According to the officers, “Iran feels that Israel is changing and expanding the boundaries of the campaign it is conducting against it and against its allies in the region and even getting closer to its borders, against the background of the attacks in Iraq and the concern that Israel will be a part of a maritime police force in the Persian Gulf.

Thus far Iran has succeeded in managing the campaign against Israel and its regional rivals far from its borders. Now it has to make adjustments to its nationals security policy in light of the way the campaign is drawing closer.”

America’s Israel-China issue
There is another cloud that continues to hover over relations between Israel and the United States, which has to do with the economic and technological relations between Israel and China.
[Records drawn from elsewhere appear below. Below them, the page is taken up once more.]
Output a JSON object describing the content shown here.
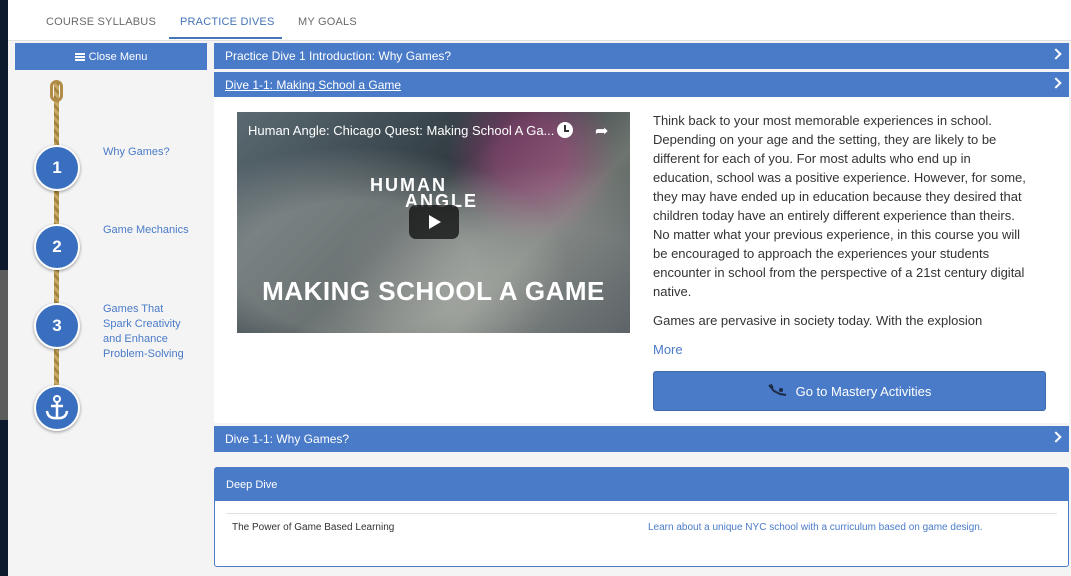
{
  "tabs": [
    "COURSE SYLLABUS",
    "PRACTICE DIVES",
    "MY GOALS"
  ],
  "active_tab": "PRACTICE DIVES",
  "sidebar": {
    "menu_label": "Close Menu",
    "steps": [
      {
        "number": "1",
        "label": "Why Games?"
      },
      {
        "number": "2",
        "label": "Game Mechanics"
      },
      {
        "number": "3",
        "label": "Games That Spark Creativity and Enhance Problem-Solving"
      }
    ]
  },
  "accordion": {
    "intro": "Practice Dive 1 Introduction: Why Games?",
    "dive_1_1": "Dive 1-1: Making School a Game",
    "dive_1_1b": "Dive 1-1: Why Games?"
  },
  "video": {
    "title": "Human Angle: Chicago Quest: Making School A Ga...",
    "logo_line1": "HUMAN",
    "logo_line2": "ANGLE",
    "headline": "MAKING SCHOOL A GAME"
  },
  "body": {
    "paragraph1": "Think back to your most memorable experiences in school.  Depending on your age and the setting, they are likely to be different for each of you.  For most adults who end up in education, school was a positive experience.  However, for some, they may have ended up in education because they desired that children today have an entirely different experience than theirs.  No matter what your previous experience, in this course you will be encouraged to approach the experiences your students encounter in school from the perspective of a 21st century digital native.",
    "paragraph2": "Games are pervasive in society today.  With the explosion",
    "more": "More",
    "mastery_button": "Go to Mastery Activities"
  },
  "deep_dive": {
    "header": "Deep Dive",
    "item_name": "The Power of Game Based Learning",
    "item_desc": "Learn about a unique NYC school with a curriculum based on game design."
  },
  "colors": {
    "accent": "#4a7bc8",
    "step_circle": "#3a6fc0",
    "rope": "#c9a865"
  }
}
As Haaretz has been reporting in the past year, Washington is applying increasing pressure on Jerusalem to take measures to limit its deals with China, especially in any area that has security implications or touches upon advanced technology, which the Americans view as a risk to their national security.

Channel 13 News reported last month that Netanyahu had promised American National Security Advisor John Bolton that Israel would stand by its previous commitment and at long last establish a mechanism to examine foreign investments before the September 17 election. A Committee on Foreign Investment in the United States (known by its acronym CFIUS) already exists and is supposed to oversee large investments, especially from China, and thwart attempts at hostile takeovers of firms involved in sensitive areas. However, in the Middle East, as Yitzhak Rabin once remarked, there are no sacred dates. And in the meantime, there are no signs that the promise to Bolton will be implemented on time.
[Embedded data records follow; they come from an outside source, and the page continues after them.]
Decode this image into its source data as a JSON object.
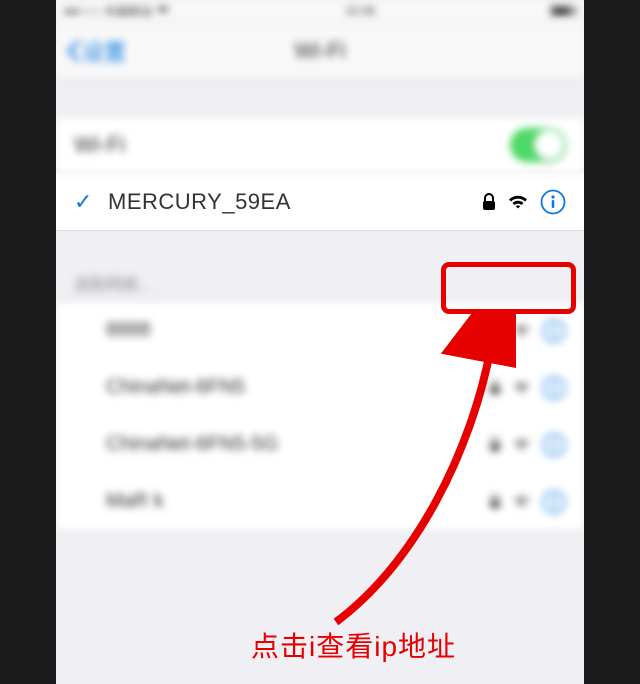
{
  "statusbar": {
    "carrier": "中国移动",
    "time": "10:36"
  },
  "navbar": {
    "back_label": "设置",
    "title": "Wi-Fi"
  },
  "wifi_row": {
    "label": "Wi-Fi",
    "enabled": true
  },
  "connected": {
    "ssid": "MERCURY_59EA",
    "secured": true
  },
  "section_label": "选取网络...",
  "networks": [
    {
      "ssid": "8888",
      "secured": true
    },
    {
      "ssid": "ChinaNet-6FN5",
      "secured": true
    },
    {
      "ssid": "ChinaNet-6FN5-5G",
      "secured": true
    },
    {
      "ssid": "MaR k",
      "secured": true
    }
  ],
  "annotation": "点击i查看ip地址",
  "colors": {
    "highlight": "#e60000",
    "tint": "#0b7ae0",
    "toggle": "#4cd964"
  }
}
Assaf Orion, who has been following this affair in recent years, sees a major crisis ahead. He finds parallels between the current disagreement and two previous crises with the Americans at the start of the previous decade, surrounding the Falcon spy plane deal with China and another surrounding the upgrade of the Harpy drone. In the past, too, he told Haaretz, Israel’s prime ministers and senior defense ministry personnel believed that good working relations with the president of the United States and the Pentagon would help resolve crises, because in their view Israel did not betray the Americans’ trust.
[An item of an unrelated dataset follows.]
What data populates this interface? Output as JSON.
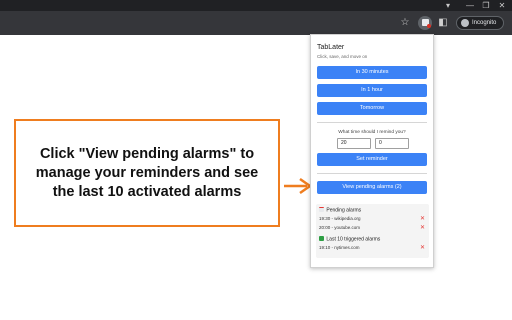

“In actuality, it emerged at that time that in the encounter between a superpower and its junior partner, it is more important how the superpower sees the disagreement. The sense that it is something that can be resolved quietly was proven wrong.” In both cases, Israel had to pull out of the Chinese deals and the American administration saw to the dismissal and boycott of high-ranking Israelis who were involved in them.

Orion said that “in 2017 Israel and China established an inclusive partnership for technological innovation. The economic echelons here didn’t see any problem with it. The security echelons have difficulty influencing the way things go and the prime minister believes he can solve every problem thanks to his close relations with the president and his influence on Congress.

The United States and China are competing on leading in innovation in areas like artificial intelligence, robotics and autonomous weapons and the Americans see this as an issue of the first order for their national security. This doesn’t end with the disagreement over the contract with a Chinese firm to built the Haifa port, or in their opposition to Israel installing 5G cellular networks by means of the Chinese Huawei company. They will object across the board to our cooperation with China in areas of innovation – and the crisis can be expected to worsen.”